You may also want to check your blood sugar level regularly, especially if you are on insulin therapy. This will help you to know if your blood sugar level stays within your target range.
While some people can manage type 2 diabetes with exercise and diet, others may need insulin therapy and diabetes medications. There are numerous factors that determine which medication is best for you, such as your blood sugar level and your health condition (if you have any other health problems). Some of the most common medications for type 2 diabetes are metformin, sulfonylureas, meglitinides, thiazolidinediones, DPD-4 inhibitors, GLP-1 receptor agonists, SGLT2 inhibitors, as well as insulin. Insulin therapy is typically used as the last resort, but today many doctors prescribe it sooner because of its benefits.
If you have type 2 diabetes and you are overweight (or your body mass index is higher than 35), you may be advised to undergo bariatric surgery (weight-loss surgery). People who had bariatric surgery seen dramatic improvements in their blood sugar levels. However, it is important to note that surgery has its drawbacks, such as risks, costs, and drastic lifestyle changes.

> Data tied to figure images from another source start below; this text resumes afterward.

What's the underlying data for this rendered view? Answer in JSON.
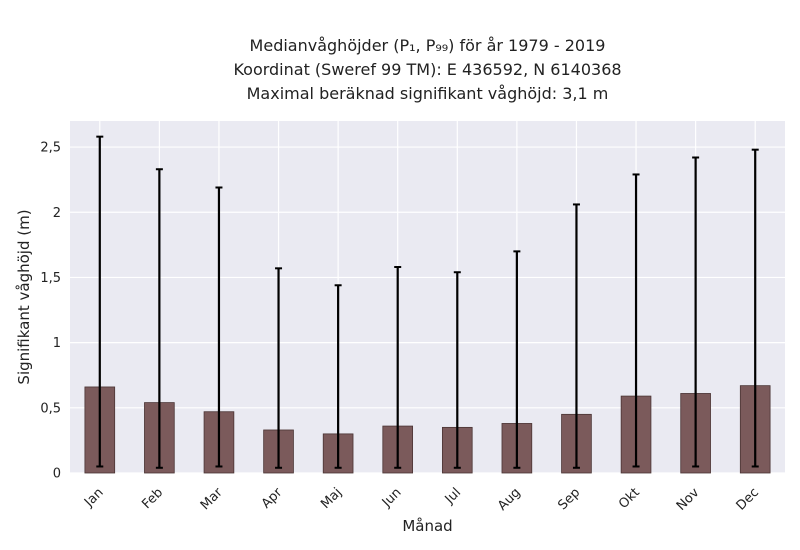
{
  "chart_data": {
    "type": "bar",
    "title_lines": [
      "Medianvåghöjder (P₁, P₉₉) för år 1979 - 2019",
      "Koordinat (Sweref 99 TM): E 436592, N 6140368",
      "Maximal beräknad signifikant våghöjd: 3,1 m"
    ],
    "xlabel": "Månad",
    "ylabel": "Signifikant våghöjd (m)",
    "categories": [
      "Jan",
      "Feb",
      "Mar",
      "Apr",
      "Maj",
      "Jun",
      "Jul",
      "Aug",
      "Sep",
      "Okt",
      "Nov",
      "Dec"
    ],
    "values": [
      0.66,
      0.54,
      0.47,
      0.33,
      0.3,
      0.36,
      0.35,
      0.38,
      0.45,
      0.59,
      0.61,
      0.67
    ],
    "error_low": [
      0.05,
      0.04,
      0.05,
      0.04,
      0.04,
      0.04,
      0.04,
      0.04,
      0.04,
      0.05,
      0.05,
      0.05
    ],
    "error_high": [
      2.58,
      2.33,
      2.19,
      1.57,
      1.44,
      1.58,
      1.54,
      1.7,
      2.06,
      2.29,
      2.42,
      2.48
    ],
    "ylim": [
      0,
      2.7
    ],
    "yticks": [
      0,
      0.5,
      1,
      1.5,
      2,
      2.5
    ],
    "ytick_labels": [
      "0",
      "0,5",
      "1",
      "1,5",
      "2",
      "2,5"
    ],
    "grid": true,
    "colors": {
      "bar": "#7b5a5b",
      "bar_edge": "#4a3434",
      "background": "#eaeaf2",
      "grid": "#ffffff",
      "error": "#000000"
    }
  }
}
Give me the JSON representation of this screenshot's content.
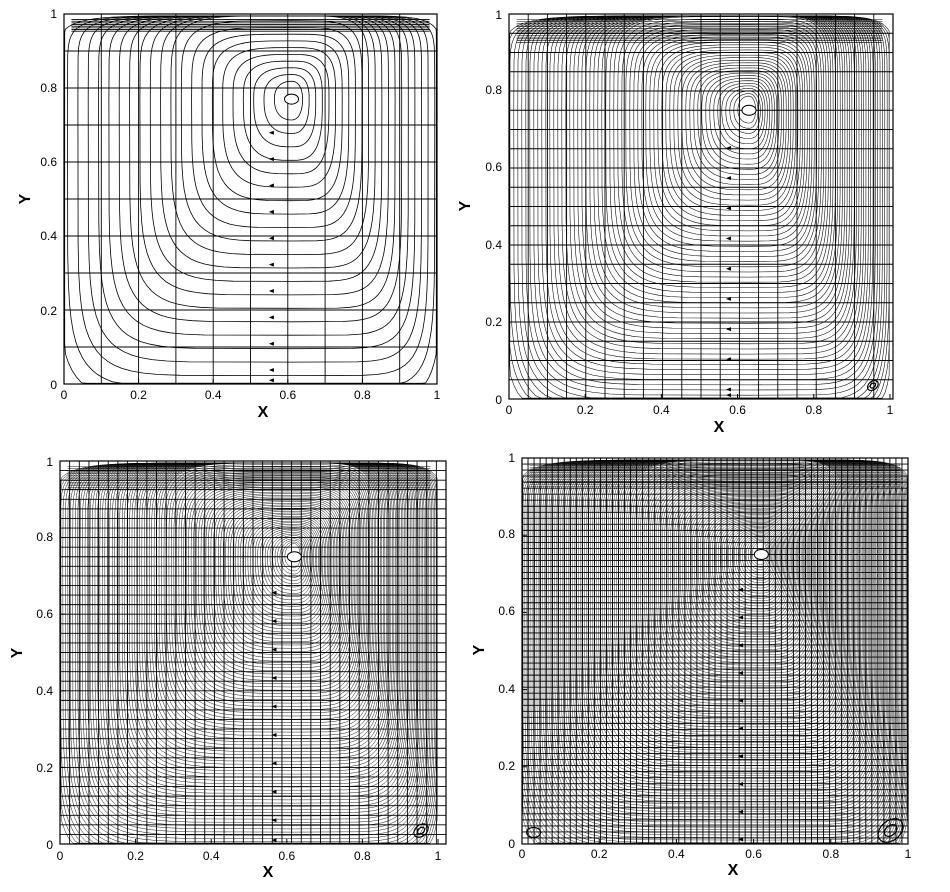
{
  "figure": {
    "panels": [
      {
        "id": "top-left",
        "xlabel": "X",
        "ylabel": "Y",
        "x_ticks": [
          "0",
          "0.2",
          "0.4",
          "0.6",
          "0.8",
          "1"
        ],
        "y_ticks": [
          "0",
          "0.2",
          "0.4",
          "0.6",
          "0.8",
          "1"
        ],
        "grid_divisions": 10,
        "vortex_center": [
          0.61,
          0.77
        ]
      },
      {
        "id": "top-right",
        "xlabel": "X",
        "ylabel": "Y",
        "x_ticks": [
          "0",
          "0.2",
          "0.4",
          "0.6",
          "0.8",
          "1"
        ],
        "y_ticks": [
          "0",
          "0.2",
          "0.4",
          "0.6",
          "0.8",
          "1"
        ],
        "grid_divisions": 20,
        "vortex_center": [
          0.63,
          0.75
        ]
      },
      {
        "id": "bottom-left",
        "xlabel": "X",
        "ylabel": "Y",
        "x_ticks": [
          "0",
          "0.2",
          "0.4",
          "0.6",
          "0.8",
          "1"
        ],
        "y_ticks": [
          "0",
          "0.2",
          "0.4",
          "0.6",
          "0.8",
          "1"
        ],
        "grid_divisions": 40,
        "vortex_center": [
          0.62,
          0.75
        ]
      },
      {
        "id": "bottom-right",
        "xlabel": "X",
        "ylabel": "Y",
        "x_ticks": [
          "0",
          "0.2",
          "0.4",
          "0.6",
          "0.8",
          "1"
        ],
        "y_ticks": [
          "0",
          "0.2",
          "0.4",
          "0.6",
          "0.8",
          "1"
        ],
        "grid_divisions": 64,
        "vortex_center": [
          0.62,
          0.75
        ]
      }
    ]
  }
}
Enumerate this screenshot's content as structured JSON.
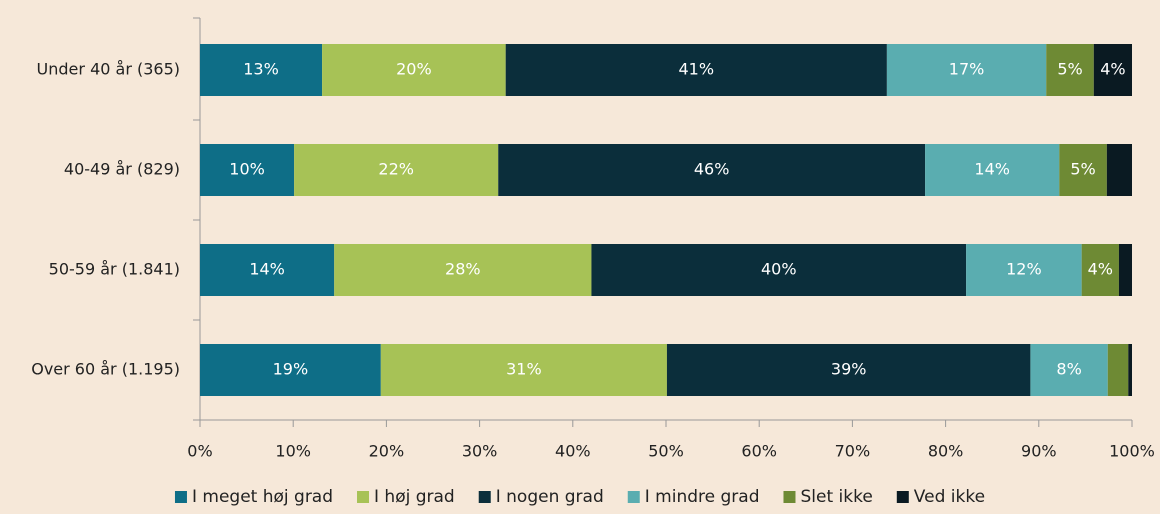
{
  "chart_data": {
    "type": "stacked-bar-horizontal",
    "categories": [
      "Under 40 år (365)",
      "40-49 år (829)",
      "50-59 år (1.841)",
      "Over 60 år (1.195)"
    ],
    "series": [
      {
        "name": "I meget høj grad",
        "color": "#0e6e87",
        "values": [
          13.1,
          10.1,
          14.4,
          19.4
        ],
        "value_labels": [
          "13%",
          "10%",
          "14%",
          "19%"
        ]
      },
      {
        "name": "I høj grad",
        "color": "#a7c256",
        "values": [
          19.7,
          21.9,
          27.6,
          30.7
        ],
        "value_labels": [
          "20%",
          "22%",
          "28%",
          "31%"
        ]
      },
      {
        "name": "I nogen grad",
        "color": "#0b2e3b",
        "values": [
          40.9,
          45.8,
          40.2,
          39.0
        ],
        "value_labels": [
          "41%",
          "46%",
          "40%",
          "39%"
        ]
      },
      {
        "name": "I mindre grad",
        "color": "#5aadb0",
        "values": [
          17.1,
          14.4,
          12.4,
          8.3
        ],
        "value_labels": [
          "17%",
          "14%",
          "12%",
          "8%"
        ]
      },
      {
        "name": "Slet ikke",
        "color": "#6e8a34",
        "values": [
          5.1,
          5.1,
          4.0,
          2.2
        ],
        "value_labels": [
          "5%",
          "5%",
          "4%",
          null
        ]
      },
      {
        "name": "Ved ikke",
        "color": "#0a1a22",
        "values": [
          4.1,
          2.7,
          1.4,
          0.4
        ],
        "value_labels": [
          "4%",
          null,
          null,
          null
        ]
      }
    ],
    "xlim": [
      0,
      100
    ],
    "xticks": [
      {
        "value": 0,
        "label": "0%"
      },
      {
        "value": 10,
        "label": "10%"
      },
      {
        "value": 20,
        "label": "20%"
      },
      {
        "value": 30,
        "label": "30%"
      },
      {
        "value": 40,
        "label": "40%"
      },
      {
        "value": 50,
        "label": "50%"
      },
      {
        "value": 60,
        "label": "60%"
      },
      {
        "value": 70,
        "label": "70%"
      },
      {
        "value": 80,
        "label": "80%"
      },
      {
        "value": 90,
        "label": "90%"
      },
      {
        "value": 100,
        "label": "100%"
      }
    ],
    "legend": "bottom"
  }
}
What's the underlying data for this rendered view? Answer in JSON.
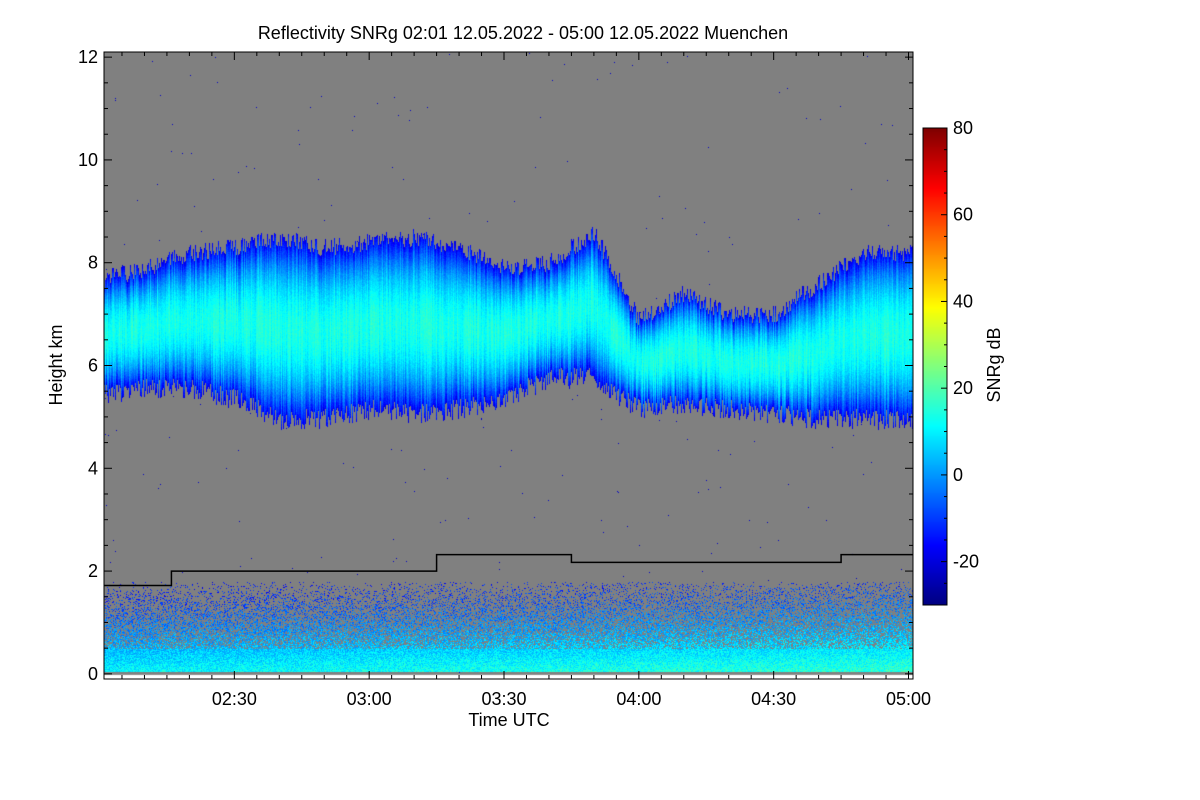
{
  "chart_data": {
    "type": "heatmap",
    "title": "Reflectivity SNRg   02:01 12.05.2022 - 05:00 12.05.2022 Muenchen",
    "xlabel": "Time UTC",
    "ylabel": "Height km",
    "xlim_minutes_utc": [
      121,
      301
    ],
    "ylim": [
      -0.1,
      12.1
    ],
    "xticks": [
      {
        "label": "02:30",
        "min": 150
      },
      {
        "label": "03:00",
        "min": 180
      },
      {
        "label": "03:30",
        "min": 210
      },
      {
        "label": "04:00",
        "min": 240
      },
      {
        "label": "04:30",
        "min": 270
      },
      {
        "label": "05:00",
        "min": 300
      }
    ],
    "yticks": [
      0,
      2,
      4,
      6,
      8,
      10,
      12
    ],
    "colorbar": {
      "label": "SNRg dB",
      "range": [
        -30,
        80
      ],
      "ticks": [
        -20,
        0,
        20,
        40,
        60,
        80
      ],
      "colormap": "jet"
    },
    "background_color": "#808080",
    "cloud_layer": {
      "times_min": [
        121,
        130,
        140,
        150,
        160,
        170,
        180,
        190,
        200,
        210,
        220,
        230,
        240,
        250,
        260,
        270,
        280,
        290,
        301
      ],
      "top_km": [
        7.7,
        7.9,
        8.2,
        8.3,
        8.5,
        8.3,
        8.4,
        8.5,
        8.3,
        7.9,
        8.0,
        8.6,
        6.9,
        7.4,
        7.0,
        7.0,
        7.6,
        8.2,
        8.2
      ],
      "base_km": [
        5.5,
        5.6,
        5.6,
        5.4,
        5.0,
        5.0,
        5.2,
        5.1,
        5.2,
        5.4,
        5.8,
        5.8,
        5.2,
        5.3,
        5.2,
        5.1,
        5.0,
        5.0,
        5.0
      ],
      "typical_snr_db": 10
    },
    "boundary_layer": {
      "top_km": 1.8,
      "typical_snr_db": 5
    },
    "mixing_layer_height": {
      "times_min": [
        121,
        136,
        136,
        195,
        195,
        225,
        225,
        285,
        285,
        301
      ],
      "height_km": [
        1.72,
        1.72,
        2.0,
        2.0,
        2.32,
        2.32,
        2.17,
        2.17,
        2.32,
        2.32
      ]
    }
  }
}
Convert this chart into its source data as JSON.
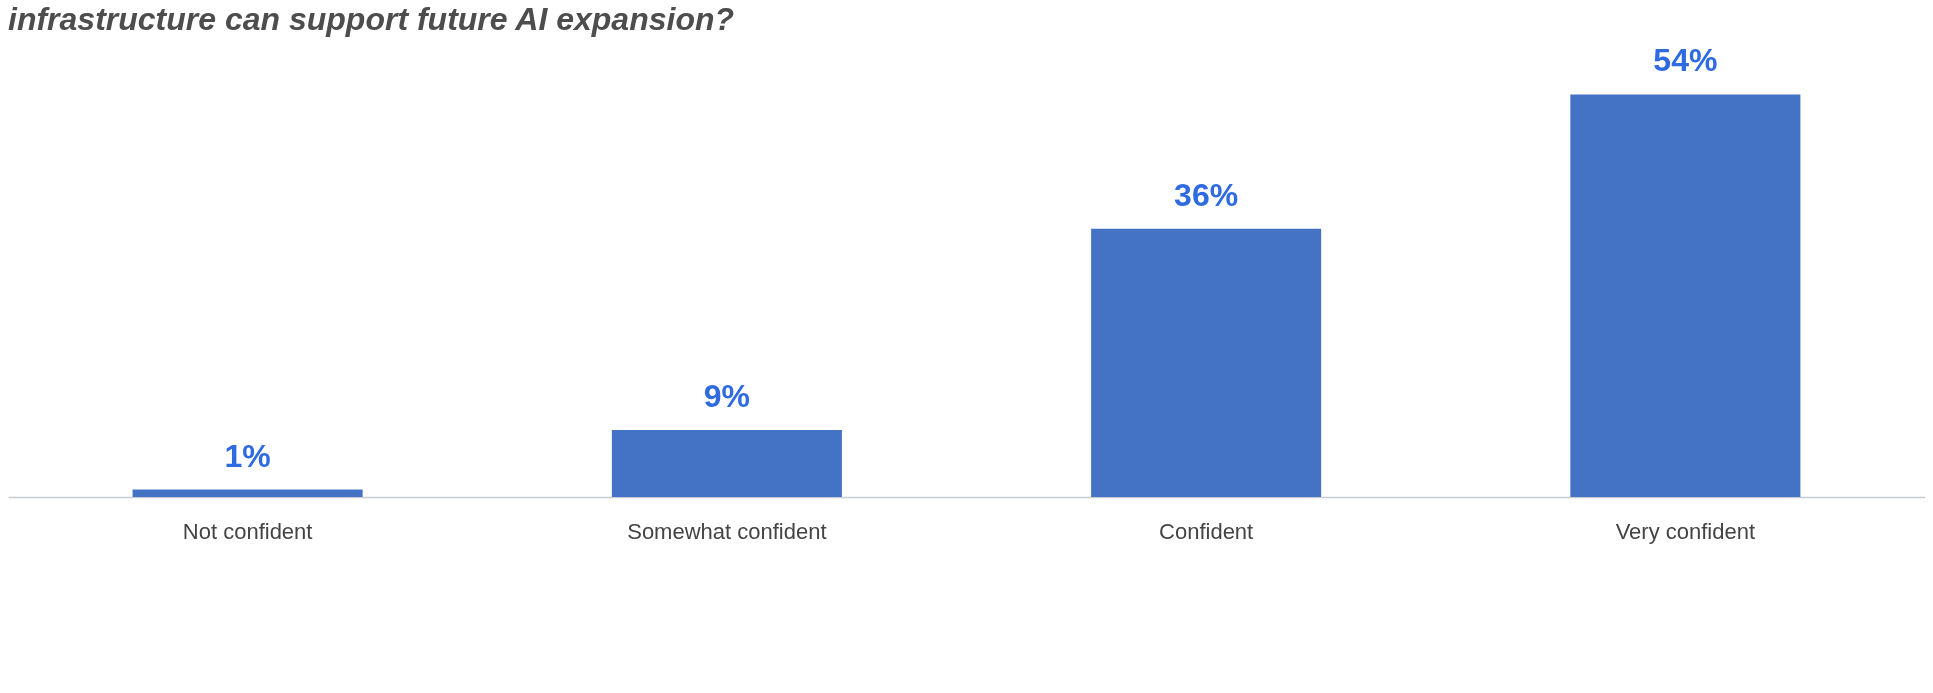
{
  "chart_data": {
    "type": "bar",
    "title": "infrastructure can support future AI expansion?",
    "categories": [
      "Not confident",
      "Somewhat confident",
      "Confident",
      "Very confident"
    ],
    "values": [
      1,
      9,
      36,
      54
    ],
    "color": "#4472c4",
    "value_labels": [
      "1%",
      "9%",
      "36%",
      "54%"
    ],
    "grid": false
  }
}
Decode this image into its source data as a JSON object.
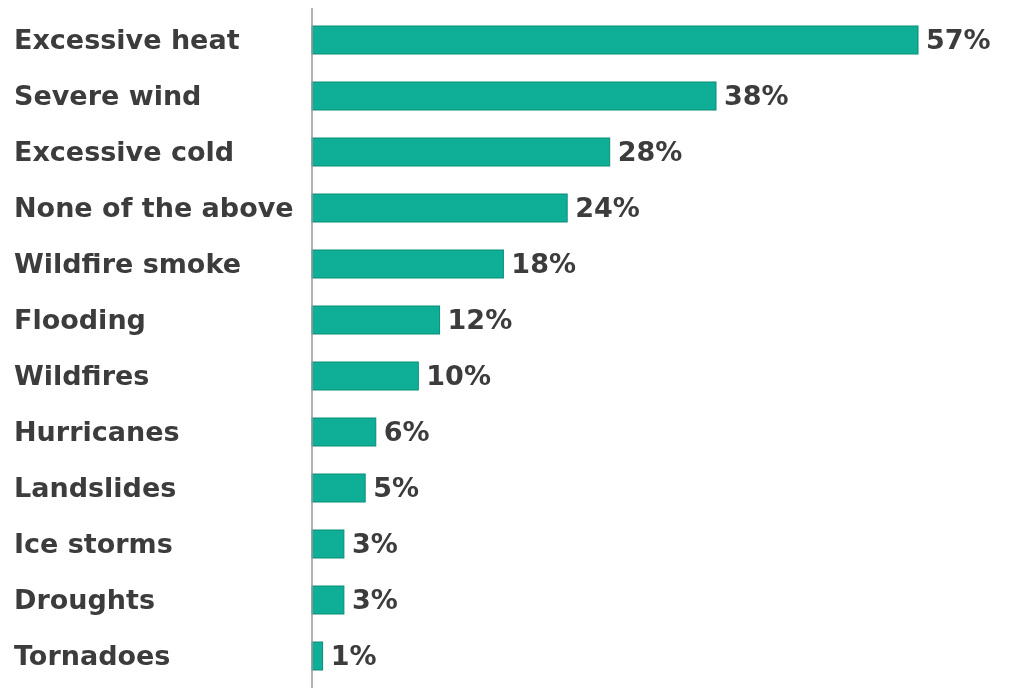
{
  "chart_data": {
    "type": "bar",
    "orientation": "horizontal",
    "categories": [
      "Excessive heat",
      "Severe wind",
      "Excessive cold",
      "None of the above",
      "Wildfire smoke",
      "Flooding",
      "Wildfires",
      "Hurricanes",
      "Landslides",
      "Ice storms",
      "Droughts",
      "Tornadoes"
    ],
    "values": [
      57,
      38,
      28,
      24,
      18,
      12,
      10,
      6,
      5,
      3,
      3,
      1
    ],
    "value_labels": [
      "57%",
      "38%",
      "28%",
      "24%",
      "18%",
      "12%",
      "10%",
      "6%",
      "5%",
      "3%",
      "3%",
      "1%"
    ],
    "color": "#0fae96"
  }
}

Other than taking medications, having therapy, and surgeries, you also need to make some lifestyle changes. For instance, you need to schedule an annual physical exam, take care of your teeth, pay attention to your feet, keep your blood pressure under control, quit smoking, and keep your vaccinations up to date. Remember that you need to commit to managing your diabetes to stay healthy and avoid further complications.